One of the beauties of this recognition that the community itself represents substantial value is a reexamination of how one should reward the community. Often this has been done successfully with airdrops, where lead developers send incredibly valuable tokens for free to users who have interacted with their platform. A few dollar transaction can yield five figures tokenized value which users can immediate liquidate into fiat or "HODL" onto, for hopes that it will appreciate.
Uniswap, with its leader in Hayden Adams, authorized the most sizable airdrop of 600 UNI to early users of Uniswap. Many users appreciated the 2020 Christmastime airdrop and cashed out for a quick $1800 to knock out some Christmas spending bills, but those with the intentional fortitude to hold on would have now been worth $20,808.
Many I've spoken with that held onto this bag of tokens to this day simply said that when one pays nothing for an asset it's far easier to let it ride to the moon or into the dirt. Whatever price they liquidate it at represents an infinite ROI.
The ubiquity of Uniswap, and the sizable airdrop in the midst of the pandemic, was widely and deeply positively and popular, felt by users all over the world. This gesture created a ripple effect such that nearly ever major project that followed integrate some form of community reward--BadgerDAO, 1inch, PoolTogether, et al--for those blockchain enthusiasts who actively experiment with innovative use cases.
This created a whole class of airdrop farmers who will try new decentralized applications with the hopes that their brief interaction with the platform will yield sizable airdrops down the road. This expands the airdrop pool participant number, but also creates a rush of traction for new projects that depend on this visibility and traction to show traditional investors that their project has legs. This provides an easier road to early funding that helps the project to survive and thrive, creating a positive feedback loop that, many times, has worked out handsomely for those dApp airdrop farmers.
This incentive to support new projects all have Hayden to thank for exemplifying community building by generously by circling back enormous value.

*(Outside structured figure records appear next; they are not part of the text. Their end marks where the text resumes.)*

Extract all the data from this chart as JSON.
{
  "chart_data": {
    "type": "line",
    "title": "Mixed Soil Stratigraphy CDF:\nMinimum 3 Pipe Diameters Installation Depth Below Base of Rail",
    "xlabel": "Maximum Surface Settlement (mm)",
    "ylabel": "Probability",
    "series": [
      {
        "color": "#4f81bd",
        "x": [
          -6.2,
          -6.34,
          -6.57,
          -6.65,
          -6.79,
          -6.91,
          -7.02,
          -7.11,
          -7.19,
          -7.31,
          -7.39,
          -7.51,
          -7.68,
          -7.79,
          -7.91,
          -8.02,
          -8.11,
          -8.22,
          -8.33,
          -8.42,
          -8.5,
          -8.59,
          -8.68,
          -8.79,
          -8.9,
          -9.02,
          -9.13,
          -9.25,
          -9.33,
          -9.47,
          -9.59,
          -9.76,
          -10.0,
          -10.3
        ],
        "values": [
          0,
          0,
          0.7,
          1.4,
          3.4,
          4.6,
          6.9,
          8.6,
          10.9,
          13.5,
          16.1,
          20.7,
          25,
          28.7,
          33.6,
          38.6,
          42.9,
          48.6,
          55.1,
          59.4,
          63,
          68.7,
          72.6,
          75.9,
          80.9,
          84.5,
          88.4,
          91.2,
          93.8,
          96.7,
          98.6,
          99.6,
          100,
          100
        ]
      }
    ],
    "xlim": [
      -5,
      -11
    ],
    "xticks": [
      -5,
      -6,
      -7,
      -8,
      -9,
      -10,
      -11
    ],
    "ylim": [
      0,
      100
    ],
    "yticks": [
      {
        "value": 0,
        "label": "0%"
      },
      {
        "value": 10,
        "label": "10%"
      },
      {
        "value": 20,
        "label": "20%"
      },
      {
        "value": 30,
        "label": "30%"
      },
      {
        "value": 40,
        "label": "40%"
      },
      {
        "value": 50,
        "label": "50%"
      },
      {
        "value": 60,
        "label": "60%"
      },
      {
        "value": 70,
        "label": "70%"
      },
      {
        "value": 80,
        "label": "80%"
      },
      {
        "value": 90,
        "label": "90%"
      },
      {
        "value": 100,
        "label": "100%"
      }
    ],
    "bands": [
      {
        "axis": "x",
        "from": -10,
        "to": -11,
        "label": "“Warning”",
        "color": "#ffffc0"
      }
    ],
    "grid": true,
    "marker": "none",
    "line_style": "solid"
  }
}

Uniswap is the prism through which all other decentralized finance projects are largely judged.
Uniswap was also innovative in that they open-sourced their version 2 source code. This allowed Solidity developers--which is what I am--the ability to fork Uniswap V2 onto various Ethereum Virtual Machine platforms like Ethereum mainnet, xDAI, Polygon, or Binance Smart Chain. For a brief while, some Uniswap forks even surpassed Uniswap in terms of billions in USD value staked, but this was due to exceptionally high ROI offered as "farming rewards", additional tokens of value presented for those that would provide liquidity to the smart contract pools.
The $56 billion in Solidity smart contracts value now can attribute this large number to the rise in the value of Ethereum for its stratospheric number as a consideration, but the real traction is due to the brilliance of these smart contracts, meticulously and aggressively tested, proving to do an exceptional job of allowing users to hold onto their tokens and earn a healthy return on these tokens in the process.
Now that Coinbase and crypto have hit the big time, it'll be interesting to see how regulators continue to handle crypto: velvet glove or iron fist. I'm hoping for the former.